The remarks come one day after Democratic presidential nominee Hillary Clinton and her husband, former president Bill Clinton, made public their 2015 tax return. The document showed the couple earned adjusted gross income of $10.6 million last year and paid $3.6 million in federal income taxes. Kaine on Friday made public a decade’s worth of tax information.

Kaine and his wife Anne Holton, who resigned in July as Virginia’s education secretary, paid an effective federal tax rate of 20.3 percent in 2015 on $313,441 in adjusted gross income, according to a copy of their return. Over the past 10 years, the couple have donated 7.5 percent of their adjusted gross income to charity, according to the campaign’s news release.

Under Audit
Trump has refused to release any of his tax returns for public inspection, departing from 40 years of tradition for presidential candidates. Indiana Governor Mike Pence, Trump’s running mate, has also not released tax returns.

Trump, the billionaire real estate developer, has said that he’s under an audit by the Internal Revenue Service and won’t release his returns until that’s concluded—which may not happen before the Nov. 8 election.
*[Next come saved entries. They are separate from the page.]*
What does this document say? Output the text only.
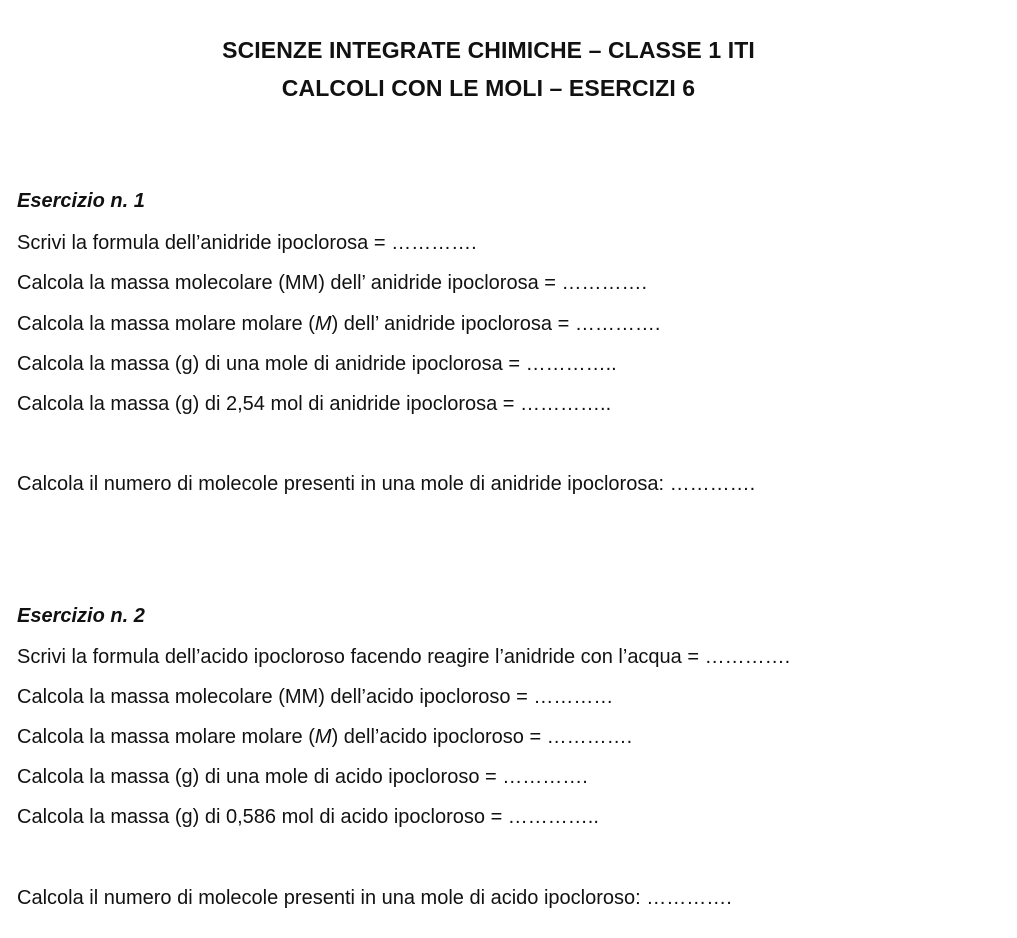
SCIENZE INTEGRATE CHIMICHE – CLASSE 1 ITI
CALCOLI CON LE MOLI – ESERCIZI 6
Esercizio n. 1
Scrivi la formula dell’anidride ipoclorosa = ………….
Calcola la massa molecolare (MM) dell’ anidride ipoclorosa = ………….
Calcola la massa molare molare (M) dell’ anidride ipoclorosa = ………….
Calcola la massa (g) di una mole di anidride ipoclorosa = …………..
Calcola la massa (g) di 2,54 mol di anidride ipoclorosa = …………..
Calcola il numero di molecole presenti in una mole di anidride ipoclorosa: ………….
Esercizio n. 2
Scrivi la formula dell’acido ipocloroso facendo reagire l’anidride con l’acqua = ………….
Calcola la massa molecolare (MM) dell’acido ipocloroso = …………
Calcola la massa molare molare (M) dell’acido ipocloroso = ………….
Calcola la massa (g) di una mole di acido ipocloroso = ………….
Calcola la massa (g) di 0,586 mol di acido ipocloroso = …………..
Calcola il numero di molecole presenti in una mole di acido ipocloroso: ………….
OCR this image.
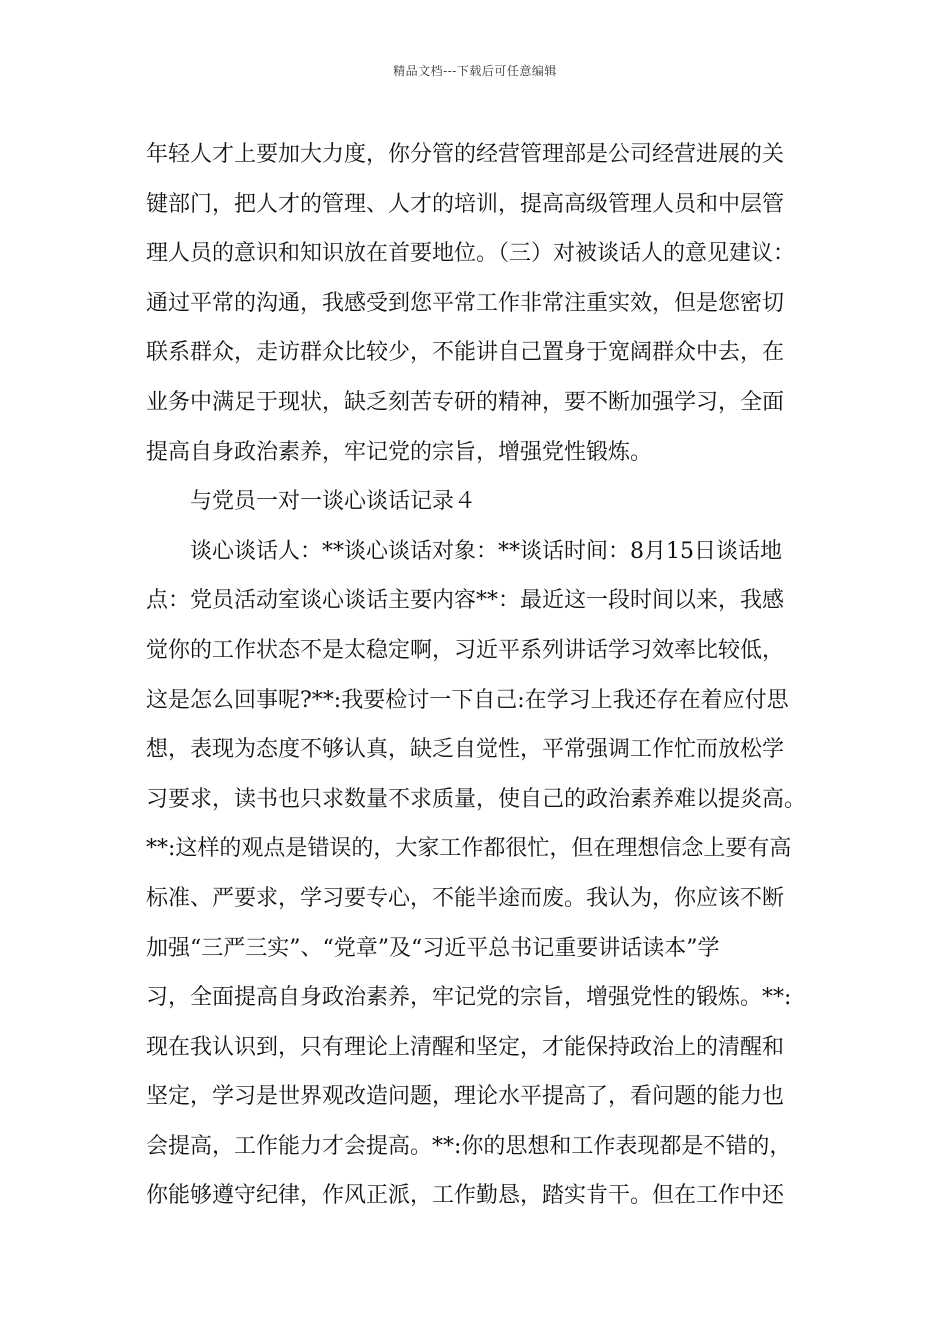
精品文档---下载后可任意编辑
年轻人才上要加大力度，你分管的经营管理部是公司经营进展的关
键部门，把人才的管理、人才的培训，提高高级管理人员和中层管
理人员的意识和知识放在首要地位。（三）对被谈话人的意见建议：
通过平常的沟通，我感受到您平常工作非常注重实效，但是您密切
联系群众，走访群众比较少，不能讲自己置身于宽阔群众中去，在
业务中满足于现状，缺乏刻苦专研的精神，要不断加强学习，全面
提高自身政治素养，牢记党的宗旨，增强党性锻炼。
与党员一对一谈心谈话记录４
谈心谈话人：**谈心谈话对象：**谈话时间：8月15日谈话地
点：党员活动室谈心谈话主要内容**：最近这一段时间以来，我感
觉你的工作状态不是太稳定啊，习近平系列讲话学习效率比较低，
这是怎么回事呢?**:我要检讨一下自己:在学习上我还存在着应付思
想，表现为态度不够认真，缺乏自觉性，平常强调工作忙而放松学
习要求，读书也只求数量不求质量，使自己的政治素养难以提炎高。
**:这样的观点是错误的，大家工作都很忙，但在理想信念上要有高
标准、严要求，学习要专心，不能半途而废。我认为，你应该不断
加强“三严三实”、“党章”及“习近平总书记重要讲话读本”学
习，全面提高自身政治素养，牢记党的宗旨，增强党性的锻炼。**:
现在我认识到，只有理论上清醒和坚定，才能保持政治上的清醒和
坚定，学习是世界观改造问题，理论水平提高了，看问题的能力也
会提高，工作能力才会提高。**:你的思想和工作表现都是不错的，
你能够遵守纪律，作风正派，工作勤恳，踏实肯干。但在工作中还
IRS officials have said there’s no law preventing taxpayers from releasing their returns to the public, even if they’re being reviewed.

The Clinton campaign has used Trump’s refusal to release the documents to raise questions about the candidate’s business dealings, including whether Trump would benefit from the tax plan he pitched during a speech in Detroit on Aug. 8.

On Saturday, Kaine used the issue to challenge Trump’s support for veterans and others who rely on taxpayer money for health care and other basic services.

“If you look at a guy’s tax return and you find that he’s using every trick and dodge he can to not pay any taxes, then there’s a guy who’s trying to dodge supporting our veterans,” Kaine said.